A skin collagen production promoter comprising a milk protein fraction having the following characteristics (a) to (c) as an active ingredient (except for the form of food and drink).
(A) It is derived from milk.
(B) A fraction containing a protein having a molecular weight in the range of 12,000 to 16,000 daltons by electrophoresis with sodium dodecyl sulfate-polyacrylamide gel (SDS-PAGE).
(C) The basic amino acid composition contains 18 to 20% by weight, and the basic amino acid / acidic amino acid ratio is in the range of 0.7 to 0.9. A skin collagen production promoter comprising a degradation product of a milk protein fraction having the following characteristics (a) to (c) as an active ingredient (except for the form of food and drink).
(A) It is derived from milk.
(B) A fraction containing a protein having a molecular weight in the range of 12,000 to 16,000 daltons by electrophoresis with sodium dodecyl sulfate-polyacrylamide gel (SDS-PAGE).

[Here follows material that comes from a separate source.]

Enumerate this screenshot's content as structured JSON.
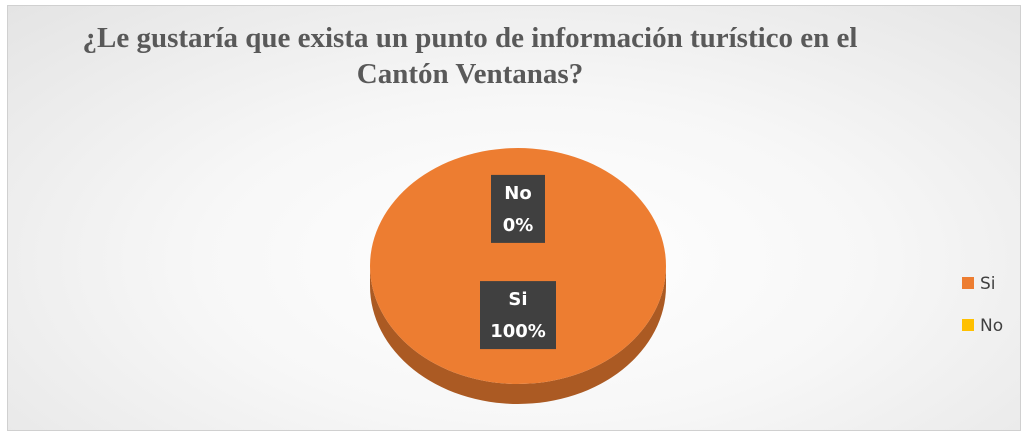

(C) The basic amino acid composition contains 18 to 20% by weight, and the basic amino acid / acidic amino acid ratio is in the range of 0.7 to 0.9. A cosmetic for promoting skin collagen production, comprising the milk protein fraction according to claim 1 or a degradation product of the milk protein fraction. Non-therapeutic skin collagen obtained by orally ingesting a milk protein fraction having the following characteristics (a) to (c) in an amount of 10 μg or more per day or by application to 0.001 to 2% by weight: Production promotion method (except for the form of food and drink for oral consumption) .
(A) It is derived from milk.
(B) A fraction containing a protein having a molecular weight in the range of 12,000 to 16,000 daltons by electrophoresis on sodium dodecyl sulfate-polyacrylamide gel (SDS-PAGE).

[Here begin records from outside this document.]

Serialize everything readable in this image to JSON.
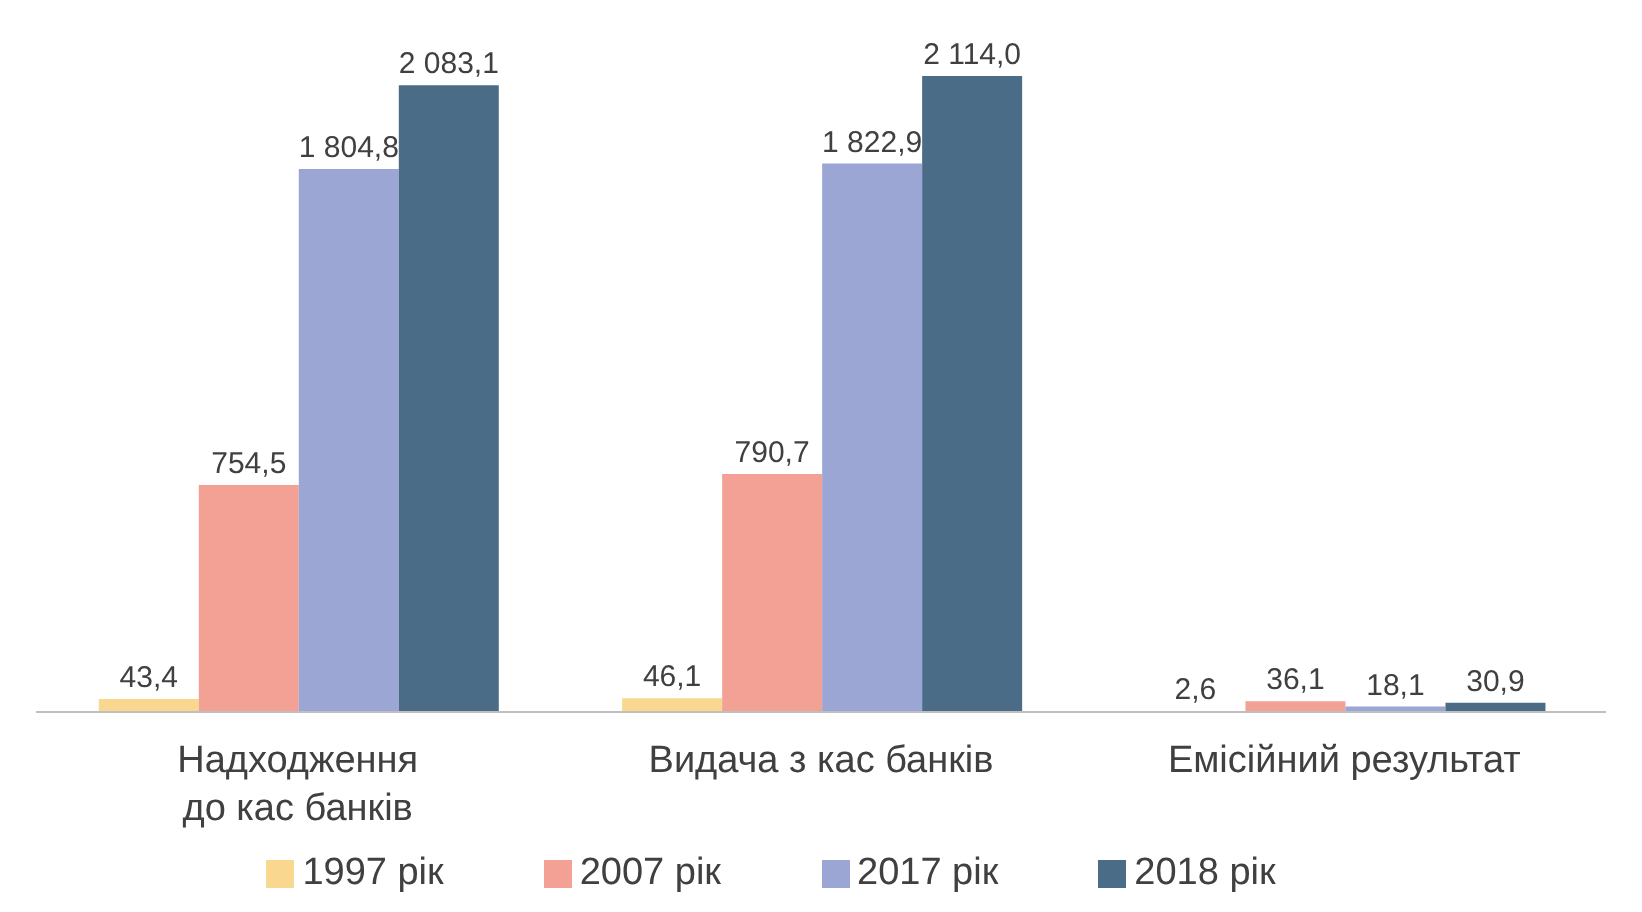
{
  "chart_data": {
    "type": "bar",
    "categories": [
      "Надходження до кас банків",
      "Видача з кас банків",
      "Емісійний результат"
    ],
    "series": [
      {
        "name": "1997 рік",
        "color": "#f9d78f",
        "values": [
          43.4,
          46.1,
          2.6
        ],
        "value_labels": [
          "43,4",
          "46,1",
          "2,6"
        ]
      },
      {
        "name": "2007 рік",
        "color": "#f2a194",
        "values": [
          754.5,
          790.7,
          36.1
        ],
        "value_labels": [
          "754,5",
          "790,7",
          "36,1"
        ]
      },
      {
        "name": "2017 рік",
        "color": "#9ba6d4",
        "values": [
          1804.8,
          1822.9,
          18.1
        ],
        "value_labels": [
          "1 804,8",
          "1 822,9",
          "18,1"
        ]
      },
      {
        "name": "2018 рік",
        "color": "#4a6c87",
        "values": [
          2083.1,
          2114.0,
          30.9
        ],
        "value_labels": [
          "2 083,1",
          "2 114,0",
          "30,9"
        ]
      }
    ],
    "legend": "bottom",
    "grid": false
  }
}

(C) The basic amino acid is contained in the constituent amino acid composition in an amount of 18 to 20% by weight, and the basic amino acid / acidic amino acid ratio is in the range of 0.7 to 0.9. Non-therapeutic by orally ingesting 10 μg or more of the degradation product of the milk protein fraction having the following characteristics (a) to (c) or applying to 0.001 to 2% by weight per day A method for promoting the production of skin collagen (except for the form of food and drink for oral consumption) .
(A) It is derived from milk.
(B) A fraction containing a protein having a molecular weight in the range of 12,000 to 16,000 daltons by electrophoresis on sodium dodecyl sulfate-polyacrylamide gel (SDS-PAGE).
(C) The basic amino acid is contained in the constituent amino acid composition in an amount of 18 to 20% by weight, and the basic amino acid / acidic amino acid ratio is in the range of 0.7 to 0.9.